L’avocat et président exécutif du parti HÉRITAGE, Me Christian Ntimbane Bomo, s’est exprimé sur le sort des personnes arrêtées lors des manifestations ayant suivi le scrutin d’octobre 2025. Selon lui, la résolution de ces dossiers relèverait davantage du politique que du judiciaire.

Une justice qualifiée de simulacre

Dans son analyse de la procédure, Me Ntimbane Bomo a exprimé un profond scepticisme quant à l’efficacité de la défense dans les affaires considérées comme politiques. Il estime que les procédures en cours ne constituent pas une voie crédible vers la libération des détenus, décrivant un système où les garanties d’un procès équitable ne seraient pas respectées.

Son constat s’appuie sur une expérience personnelle, évoquant son implication passée au sein d’un collectif d’avocats formé après des arrestations survenues en août 2025. Une rencontre avec le commissaire du gouvernement du Tribunal militaire de Yaoundé l’aurait conduit à conclure que le traitement de ces dossiers suivait une chaîne de décision administrative et politique.

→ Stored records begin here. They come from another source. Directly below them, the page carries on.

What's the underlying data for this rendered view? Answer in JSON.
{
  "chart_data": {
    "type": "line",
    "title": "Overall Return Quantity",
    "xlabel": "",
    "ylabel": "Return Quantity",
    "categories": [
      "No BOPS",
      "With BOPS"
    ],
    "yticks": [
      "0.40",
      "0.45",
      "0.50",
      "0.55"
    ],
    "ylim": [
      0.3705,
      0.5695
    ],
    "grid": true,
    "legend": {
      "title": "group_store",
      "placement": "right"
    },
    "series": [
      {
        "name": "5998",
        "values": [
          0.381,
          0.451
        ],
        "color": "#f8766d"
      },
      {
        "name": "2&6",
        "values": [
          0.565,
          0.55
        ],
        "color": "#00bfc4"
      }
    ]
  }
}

Le centre de décision identifié à la présidence

L’avocat affirme que la gestion des dossiers des personnes arrêtées en contexte post-électoral est directement influencée par l’exécutif. Il souligne le lien structurel entre le Tribunal militaire, le ministère de la Défense et la présidence de la République, suggérant que les décisions finales seraient prises au plus haut niveau de l’État.

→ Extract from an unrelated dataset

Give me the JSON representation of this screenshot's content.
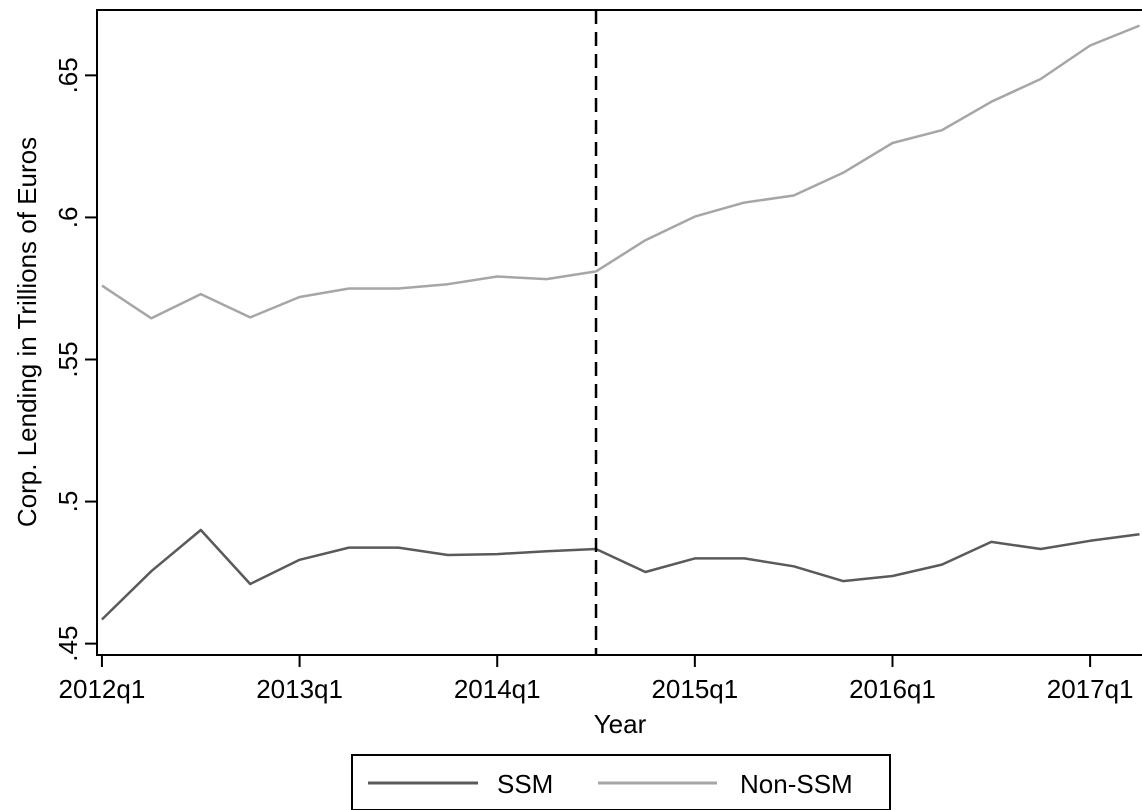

Partant de ce postulat, Me Ntimbane Bomo a adopté une posture de rupture, appelant ses confrères à se retirer de la défense de ces dossiers. Il argue que la présence d’une défense juridique conférerait une légitimité factice à des procès qu’il juge d’essence politique, et que seule une pression publique ciblée sur les autorités pourrait conduire à des libérations.

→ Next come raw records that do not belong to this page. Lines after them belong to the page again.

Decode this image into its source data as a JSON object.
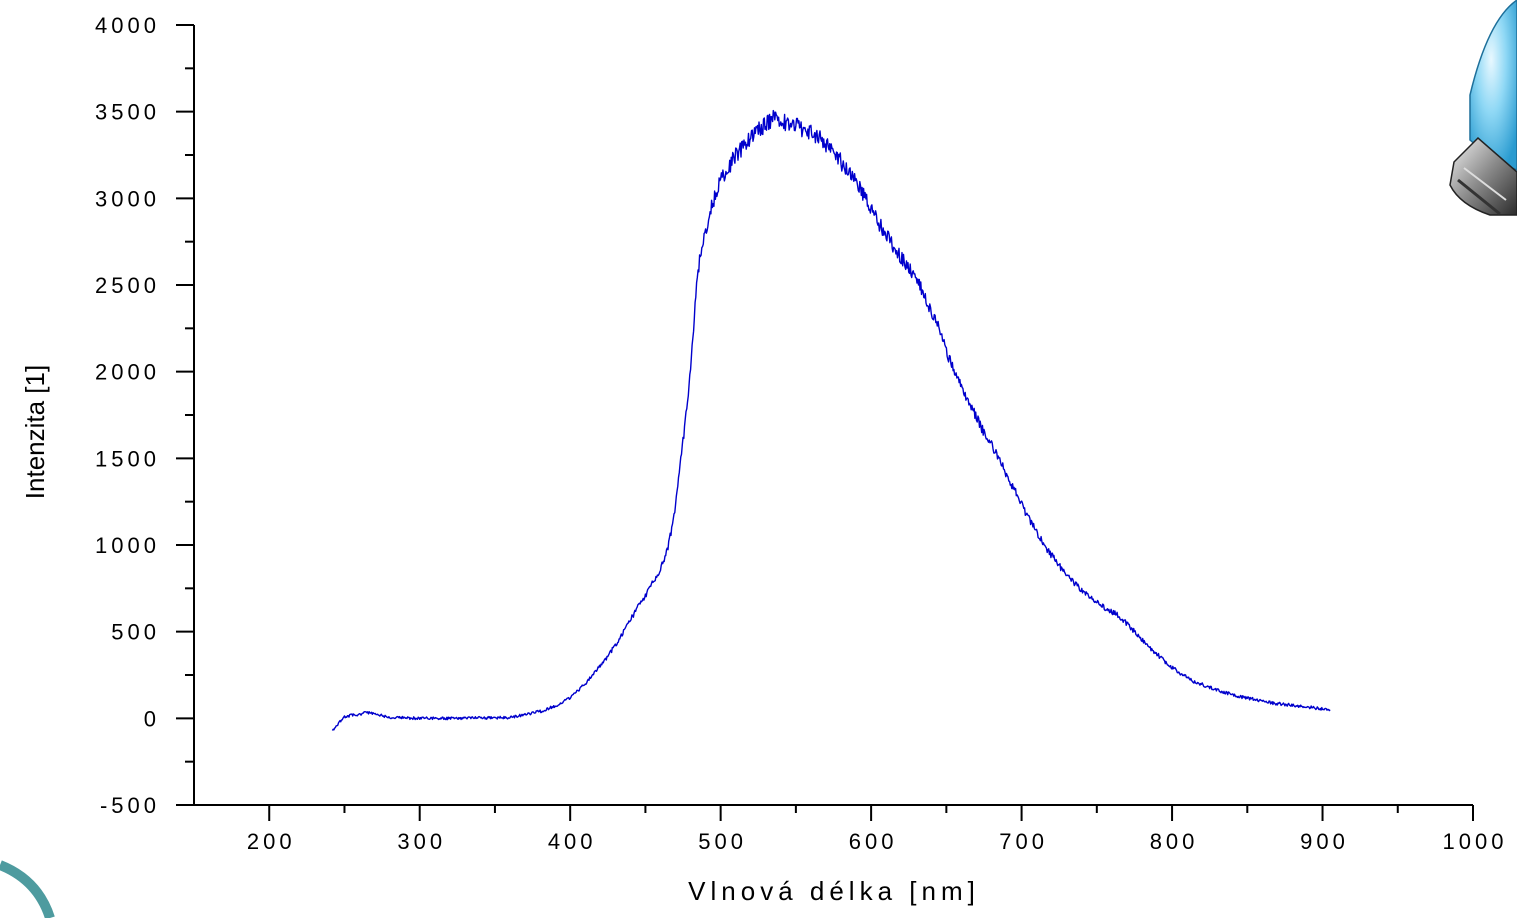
{
  "chart_data": {
    "type": "line",
    "title": "",
    "xlabel": "Vlnová délka [nm]",
    "ylabel": "Intenzita [1]",
    "xlim": [
      150,
      1000
    ],
    "ylim": [
      -500,
      4000
    ],
    "x_ticks": [
      200,
      300,
      400,
      500,
      600,
      700,
      800,
      900,
      1000
    ],
    "y_ticks": [
      -500,
      0,
      500,
      1000,
      1500,
      2000,
      2500,
      3000,
      3500,
      4000
    ],
    "x_tick_labels": [
      "200",
      "300",
      "400",
      "500",
      "600",
      "700",
      "800",
      "900",
      "1000"
    ],
    "y_tick_labels": [
      "-500",
      "0",
      "500",
      "1000",
      "1500",
      "2000",
      "2500",
      "3000",
      "3500",
      "4000"
    ],
    "grid": false,
    "legend": "none",
    "series": [
      {
        "color": "#0000cc",
        "x": [
          242,
          250,
          267,
          280,
          300,
          320,
          340,
          360,
          370,
          380,
          390,
          400,
          410,
          420,
          430,
          440,
          450,
          460,
          465,
          470,
          475,
          480,
          483,
          486,
          490,
          494,
          500,
          510,
          520,
          530,
          537,
          545,
          555,
          565,
          575,
          585,
          595,
          605,
          615,
          625,
          635,
          645,
          655,
          665,
          675,
          685,
          695,
          705,
          715,
          725,
          735,
          745,
          755,
          765,
          775,
          785,
          795,
          805,
          815,
          825,
          835,
          845,
          855,
          865,
          875,
          885,
          895,
          905
        ],
        "y": [
          -70,
          10,
          35,
          5,
          0,
          0,
          2,
          5,
          20,
          40,
          70,
          120,
          200,
          300,
          420,
          570,
          710,
          860,
          980,
          1220,
          1600,
          2000,
          2400,
          2650,
          2800,
          2950,
          3100,
          3250,
          3350,
          3430,
          3470,
          3430,
          3400,
          3350,
          3270,
          3150,
          3020,
          2860,
          2720,
          2600,
          2450,
          2250,
          2000,
          1820,
          1650,
          1500,
          1320,
          1150,
          1000,
          880,
          780,
          700,
          640,
          590,
          500,
          410,
          330,
          260,
          210,
          180,
          150,
          125,
          110,
          90,
          80,
          70,
          60,
          50
        ]
      }
    ]
  }
}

Il rejette également les comparaisons avec la gestion d’une précédente crise post-électorale, estimant que les mécanismes d’assistance juridique mis en place à l’époque n’ont pas eu d’impact déterminant. Pour lui, la responsabilité des arrestations et des détentions prolongées incombe entièrement au gouvernement, qu’il appelle à libérer les personnes concernées.